Version 5 (modified by knpa, 10 years ago) (diff) |
---|
proj_tidy.sh
Intro
proj_tidy (project tidy) is a tool to keep the arsf flight directories in a neat and standard data structure with correct layout and filenames. It also runs a multitude of checks to flag any problems with the data.
It also serves as our "unpacking script", it prints a list of commands that you should use to convert it from the format we get it from ARSF-OPS to our desired standard.

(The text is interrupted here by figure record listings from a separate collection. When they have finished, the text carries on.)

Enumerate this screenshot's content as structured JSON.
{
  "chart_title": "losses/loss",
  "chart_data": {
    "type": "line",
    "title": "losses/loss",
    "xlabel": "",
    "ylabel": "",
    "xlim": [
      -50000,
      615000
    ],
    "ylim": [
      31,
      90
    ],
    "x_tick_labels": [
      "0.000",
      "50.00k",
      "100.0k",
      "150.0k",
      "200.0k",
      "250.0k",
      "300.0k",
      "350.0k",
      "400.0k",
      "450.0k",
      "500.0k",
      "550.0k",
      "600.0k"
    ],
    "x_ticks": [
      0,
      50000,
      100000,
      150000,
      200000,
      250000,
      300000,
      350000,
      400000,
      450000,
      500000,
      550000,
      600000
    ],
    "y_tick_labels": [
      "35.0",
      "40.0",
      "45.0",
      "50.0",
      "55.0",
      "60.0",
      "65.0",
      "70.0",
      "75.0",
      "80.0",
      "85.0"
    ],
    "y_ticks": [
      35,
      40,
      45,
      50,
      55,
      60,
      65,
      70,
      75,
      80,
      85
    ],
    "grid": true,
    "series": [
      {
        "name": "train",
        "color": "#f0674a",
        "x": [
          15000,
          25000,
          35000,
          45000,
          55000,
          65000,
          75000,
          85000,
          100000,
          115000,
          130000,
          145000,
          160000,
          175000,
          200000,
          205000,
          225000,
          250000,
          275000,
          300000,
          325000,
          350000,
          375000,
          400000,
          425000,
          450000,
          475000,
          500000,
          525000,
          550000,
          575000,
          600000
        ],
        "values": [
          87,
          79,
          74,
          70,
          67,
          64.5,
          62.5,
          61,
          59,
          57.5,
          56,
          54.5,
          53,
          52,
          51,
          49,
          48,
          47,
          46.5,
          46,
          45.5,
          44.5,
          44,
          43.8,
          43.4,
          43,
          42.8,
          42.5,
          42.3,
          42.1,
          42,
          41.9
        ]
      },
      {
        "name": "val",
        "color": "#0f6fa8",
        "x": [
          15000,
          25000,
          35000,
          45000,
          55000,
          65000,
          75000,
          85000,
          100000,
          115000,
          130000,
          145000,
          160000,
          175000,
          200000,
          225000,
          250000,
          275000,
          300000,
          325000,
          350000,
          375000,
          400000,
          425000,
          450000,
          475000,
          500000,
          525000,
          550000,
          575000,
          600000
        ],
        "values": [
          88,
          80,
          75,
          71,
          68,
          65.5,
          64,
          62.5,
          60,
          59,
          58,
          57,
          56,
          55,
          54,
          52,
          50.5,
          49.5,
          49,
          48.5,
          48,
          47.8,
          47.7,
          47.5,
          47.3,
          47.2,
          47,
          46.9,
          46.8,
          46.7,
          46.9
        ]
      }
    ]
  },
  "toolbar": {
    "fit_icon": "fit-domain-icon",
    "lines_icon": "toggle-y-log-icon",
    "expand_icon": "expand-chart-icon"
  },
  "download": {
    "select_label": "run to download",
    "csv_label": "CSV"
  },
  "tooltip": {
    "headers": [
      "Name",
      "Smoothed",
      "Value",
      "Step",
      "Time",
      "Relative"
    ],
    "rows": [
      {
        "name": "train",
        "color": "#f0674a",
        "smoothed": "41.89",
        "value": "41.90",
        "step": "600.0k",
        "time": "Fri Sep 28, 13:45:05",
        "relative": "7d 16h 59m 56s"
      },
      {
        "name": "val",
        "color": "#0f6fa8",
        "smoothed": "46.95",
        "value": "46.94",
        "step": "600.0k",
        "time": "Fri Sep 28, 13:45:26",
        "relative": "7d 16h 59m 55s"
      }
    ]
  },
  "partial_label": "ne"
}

proj_tidy should be in harmony with the project structure page
If they disagree, go on what the majority of flights have done for that year.
Location
It lives here:
~arsf/usr/bin/proj_tidy.sh
It is modular, and it's modules live here:
~arsf/usr/bin/proj_tidy/
Basic guide to functions
Changes between years
Also present in the module directory, are regex/templates. These are designed to hold filename/folder structure information for each year. This is because we use proj_tidy to archive flights in previous years. We want to make sure these are standard for a given year but we don't care if they change in-between years (which things do). We therefore need a record of past conventions. The regex files are used by proj_tidy, the templates are the same thing but in a form where things like flightDay can be readily inserted to build correct paths/names. I think this was so proj_tidy can give suggested changes so you can copy and paste without having to correct it manually, but this has not yet been implemented. For pre-2011 an older version of proj_tidy is ran (proj_tidy_old.sh), this is because the project structure/filename conventions were originally hardcoded into the script. When we changed to APL in 2011, I decided to rewrite proj_tidy in the new, flexible year format, and kept the old one around for 2010 stuff. If you run the regular proj_tidy on something pre-2011, it will call proj_tidy_old instead.
Improvements/fixes
- SERIOUS BUG - although it's set up to check pre-2011 delivies (as outlined above), it currently can't do this if that flight has been converted to the layout. Since ALL flights have now been converted to the new layout, this needs fixing before we can archive older flights. (dap, ask someone what about the change in 2011, reprocessing, and conversion of structures).
- Currently it determines if raw data for a sensor exists by looking if there is e.g. hyperspectral/fenix/ dir. This should be changed so it actually looks for data files e.g. FENIX*.raw
- Check if we have .hdr file and a .log file for every .raw file, and do something similar for other sensors. So basically check, if we do have a sensor as determined above, that all expected files are present
- Check the database to get number of lines for a sensor, and check there are indeed this number
- If can't find raw data, don't search for files pertaining to those sensors
- Check that the bandset in the hyperspectral header files is what we expect
- Some updates are needed to the regex files so it recognises some newer files.